Investing in mutual funds is also gaining popularity, especially with the small investors for whom it is cost effective and definitely the smart way to invest. These are investment strategies that allow you to pool your resources with others and buy securities, which you cannot really do so on your own. Additionally, you can diversify your investment without really having to invest huge amounts of money. Under these circumstances, it is hardly surprising that there are several offerings for you to choose from, including those like Fidelity mutual funds.

Being a global leader in the world of investment, Fidelity offers its investors a huge network of analysts and research departments who work for the benefit of the investors. They offer a wide variety of funds that are guaranteed to meet your investment needs. What makes Fidelity the true specialist in ensuring you invest right is not their wide array of investment options but their overall approach to managing funds, which includes a commitment to delivering long term returns through dedicated research and analysis.

Their research departments are well versed with helping you find the best mutual fund that suits your needs. In fact, you can rest assured that if there is any hidden investment opportunity available to suit your investment needs, you will be aware of it through their research department.

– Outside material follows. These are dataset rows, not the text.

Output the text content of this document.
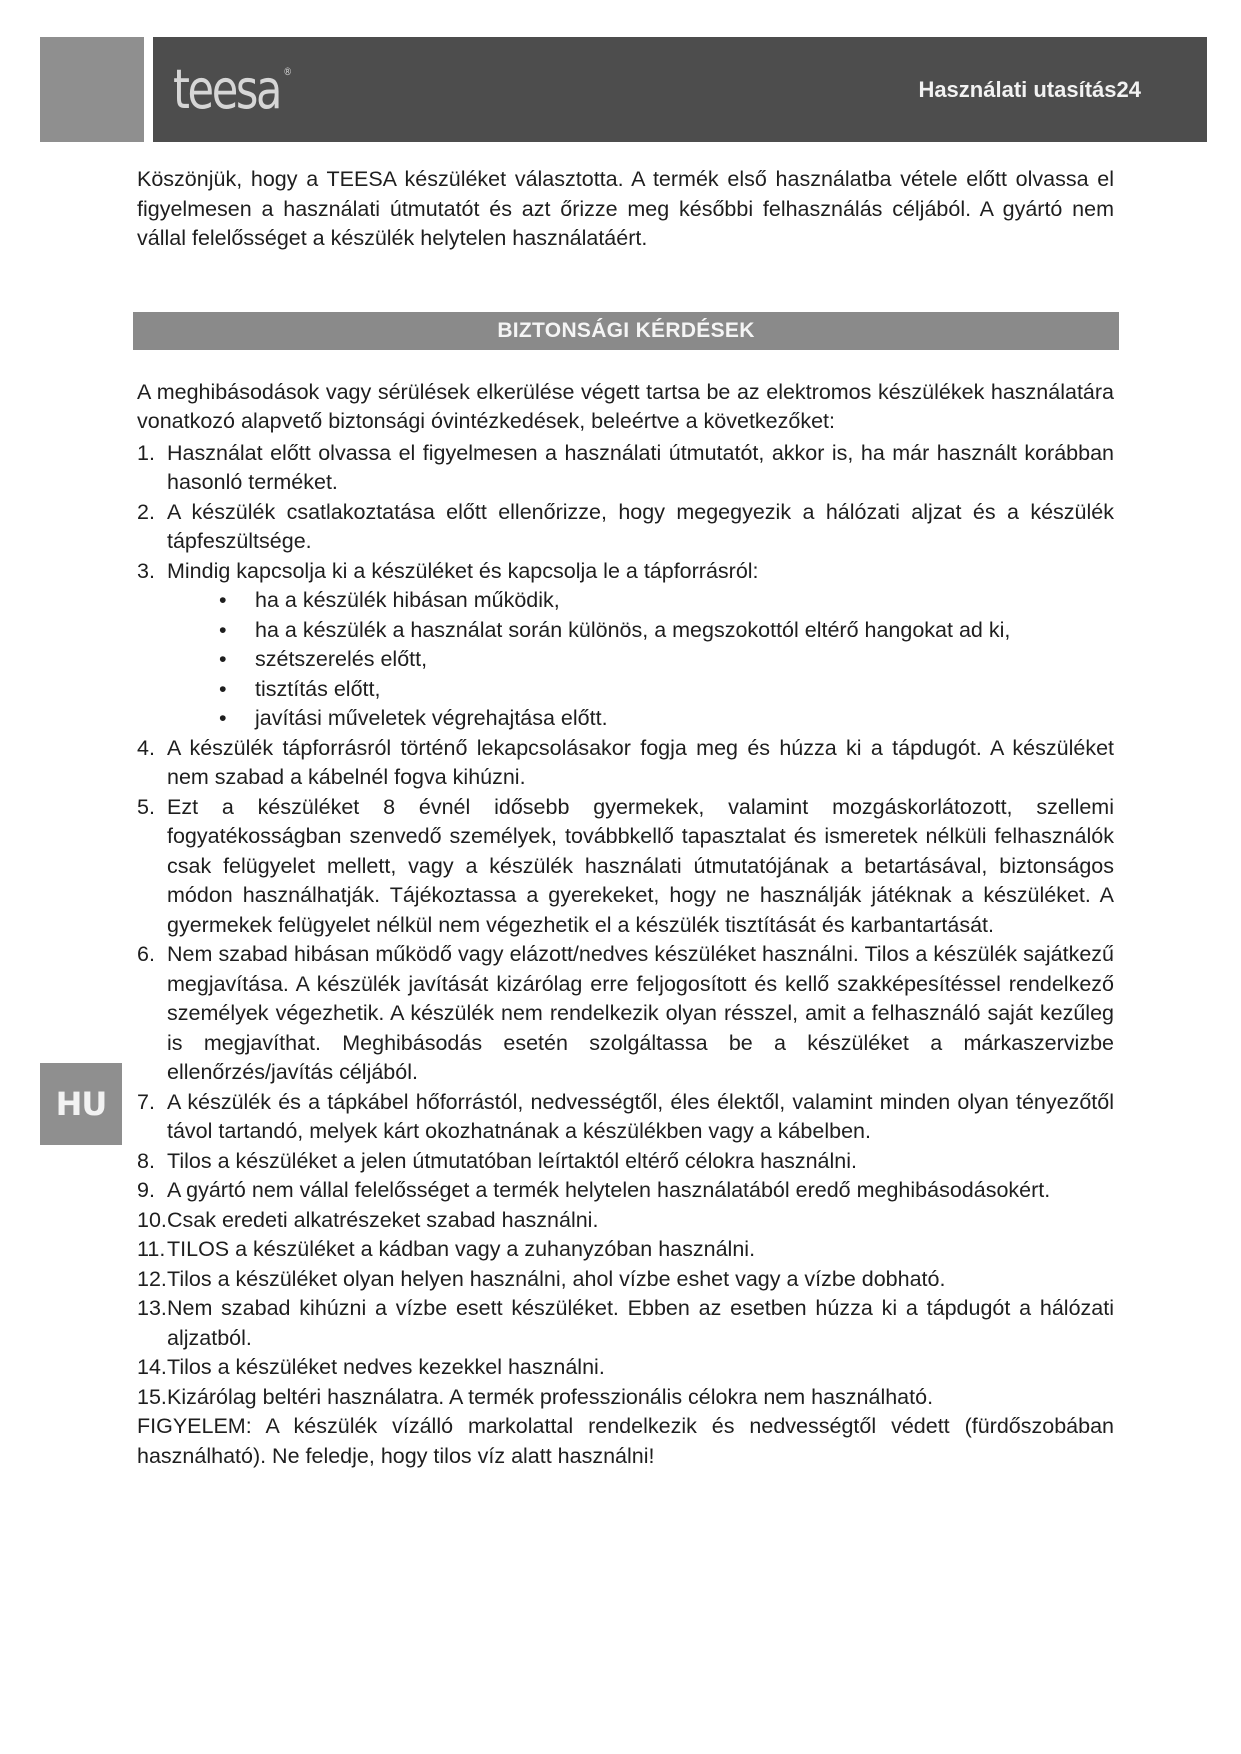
teesa ®
Használati utasítás24

Köszönjük, hogy a TEESA készüléket választotta. A termék első használatba vétele előtt olvassa el figyelmesen a használati útmutatót és azt őrizze meg későbbi felhasználás céljából. A gyártó nem vállal felelősséget a készülék helytelen használatáért.

BIZTONSÁGI KÉRDÉSEK

A meghibásodások vagy sérülések elkerülése végett tartsa be az elektromos készülékek használatára vonatkozó alapvető biztonsági óvintézkedések, beleértve a következőket:

1. Használat előtt olvassa el figyelmesen a használati útmutatót, akkor is, ha már használt korábban hasonló terméket.
2. A készülék csatlakoztatása előtt ellenőrizze, hogy megegyezik a hálózati aljzat és a készülék tápfeszültsége.
3. Mindig kapcsolja ki a készüléket és kapcsolja le a tápforrásról:
• ha a készülék hibásan működik,
• ha a készülék a használat során különös, a megszokottól eltérő hangokat ad ki,
• szétszerelés előtt,
• tisztítás előtt,
• javítási műveletek végrehajtása előtt.
4. A készülék tápforrásról történő lekapcsolásakor fogja meg és húzza ki a tápdugót. A készüléket nem szabad a kábelnél fogva kihúzni.
5. Ezt a készüléket 8 évnél idősebb gyermekek, valamint mozgáskorlátozott, szellemi fogyatékosságban szenvedő személyek, továbbkellő tapasztalat és ismeretek nélküli felhasználók csak felügyelet mellett, vagy a készülék használati útmutatójának a betartásával, biztonságos módon használhatják. Tájékoztassa a gyerekeket, hogy ne használják játéknak a készüléket. A gyermekek felügyelet nélkül nem végezhetik el a készülék tisztítását és karbantartását.
6. Nem szabad hibásan működő vagy elázott/nedves készüléket használni. Tilos a készülék sajátkezű megjavítása. A készülék javítását kizárólag erre feljogosított és kellő szakképesítéssel rendelkező személyek végezhetik. A készülék nem rendelkezik olyan résszel, amit a felhasználó saját kezűleg is megjavíthat. Meghibásodás esetén szolgáltassa be a készüléket a márkaszervizbe ellenőrzés/javítás céljából.
7. A készülék és a tápkábel hőforrástól, nedvességtől, éles élektől, valamint minden olyan tényezőtől távol tartandó, melyek kárt okozhatnának a készülékben vagy a kábelben.
8. Tilos a készüléket a jelen útmutatóban leírtaktól eltérő célokra használni.
9. A gyártó nem vállal felelősséget a termék helytelen használatából eredő meghibásodásokért.
10. Csak eredeti alkatrészeket szabad használni.
11. TILOS a készüléket a kádban vagy a zuhanyzóban használni.
12. Tilos a készüléket olyan helyen használni, ahol vízbe eshet vagy a vízbe dobható.
13. Nem szabad kihúzni a vízbe esett készüléket. Ebben az esetben húzza ki a tápdugót a hálózati aljzatból.
14. Tilos a készüléket nedves kezekkel használni.
15. Kizárólag beltéri használatra. A termék professzionális célokra nem használható.

FIGYELEM: A készülék vízálló markolattal rendelkezik és nedvességtől védett (fürdőszobában használható). Ne feledje, hogy tilos víz alatt használni!

HU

Their wide array of fund options includes both domestic as well as a whole host of international funds. Additionally, they offer a wide range of investment options in stocks, commodities and even real estate, making it truly comprehensive for your needs.

What makes Fidelity mutual funds truly special is the fact that their funds are rated highly, often getting 4 or 5 stars from Morningstar, which is one of the leading and much respected independent experts on mutual funds.

Another factor that works in favor of investing in these funds as against simply investing in a HDFC mutual fund or the like is that you will truly get your money to work for you. All funds are free from redemption fees and have no loads, making it easy for you to make money and achieve your financial goals.

Finally, they offer free guidance to those who are unsure or unaware of the investment market. Thus even when you are a novice, you can use such services to ensure that your financial goals are achieved. They stay with you every step of the process making it really easy for you to choose and allocate your funds in the best possible way.

So, if you are looking at mutual funds in addition to the domestic ones like HDFC mutual fund, Fidelity is the perfect option for all the reasons mentioned above and more.